2,600 women trafficked into sex trade, report finds

At least 2,600 women have been trafficked into England and Wales and forced to work as prostitutes, according to a snapshot report published today.

Police found 17,000 of the 30,000 women involved in the off-street sex trade are migrants, mostly from China, Thailand and Eastern Europe.

They said at least 2,600 of these were trafficked into the country and made to work as prostitutes, often with threats of violence.

A further 9,600 sex workers at brothels and other premises were considered to be “vulnerable migrants”, but researchers could not be sure they had been trafficked.

Some of those forced to sell their bodies are made to pay off bonds of up to £30,000 by criminal gangs responsible for the multi-million pound underground trade.

The figures were contained in a report by the Association of Chief Police Officers (Acpo) and is the first of its kind to reveal the scale of the crime.

It followed a two-year study aimed at improving understanding of the nature and scale of the trafficking of foreign nationals for sex, known as Project Acumen.

Nottinghamshire Deputy Chief Constable Chris Eyre, who is the national lead on migration crime, said the report “shines a light” on the problem.

He said: “Human trafficking for sexual exploitation involves the most extreme abuse of individuals in our communities.

“We recognise that Project Acumen focuses on only one area of trafficking, but it clearly sets out the scale of the problems that those in law enforcement, victim support, social care and border protection, collectively face.

“It provides us with a more sophisticated and nuanced understanding of how migrant women are involved in prostitution, how they are influenced, controlled, coerced, exploited and trafficked.

“The publication of this report represents not the end of the process, but the start.”

Mr Eyre added work will continue to shut down trafficking routes and to bring to justice those criminals who profit from exploiting women.

The report, called Setting the Record, was co-ordinated over 12 months by a team in south west England, supported by the Metropolitan Police.

Investigators interviewed more than 200 women to find out more about their circumstances.

They found the sex industry was made up of 6,000 premises where the majority of women were trafficked or were coerced by cultural, financial or other factors.

It found significant regional differences in the number of migrants involved in prostitution, from 96% of prostitutes in London to 32% in Yorkshire and the Humber.

The largest number of brothels was found in London (2,103), followed by Yorkshire and the Humber (534), the South East (426) and the West Midlands (342).

Police admitted the findings were incomplete estimates that may miss brothels that advertised in other languages or only accepted clients by invitation.

They said although some women were subjected to kidnap, rape and imprisonment, others were effectively “self employed”.

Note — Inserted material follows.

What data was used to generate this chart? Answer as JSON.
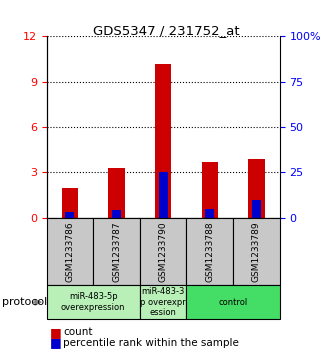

A large proportion of women trafficked into the country were Chinese and talks were under way with their Government about finding ways of stemming the flow.

Some studies have suggested the 2012 Olympics will fuel a rise in the number of migrant sex workers.

But one senior officer said there had been no noticeable change in the number of prostitutes in the four Olympic boroughs so far.

Immigration Minister Damian Green said: “Human trafficking is a brutal form of organised crime where people are traded as commodities and exploited for profit by criminal gangs.

“Combating trafficking and looking after its victims is a priority for the new Government.

“In order to combat trafficking more effectively we need to understand it better, and Project Acumen marks significant progress.

“Having any number of people trafficked into the UK is unacceptable, therefore it is vital that we use Acumen to re-focus our efforts both at targeting the criminal gangs that trade in this human misery and in helping victims escape and recover from their ordeal.”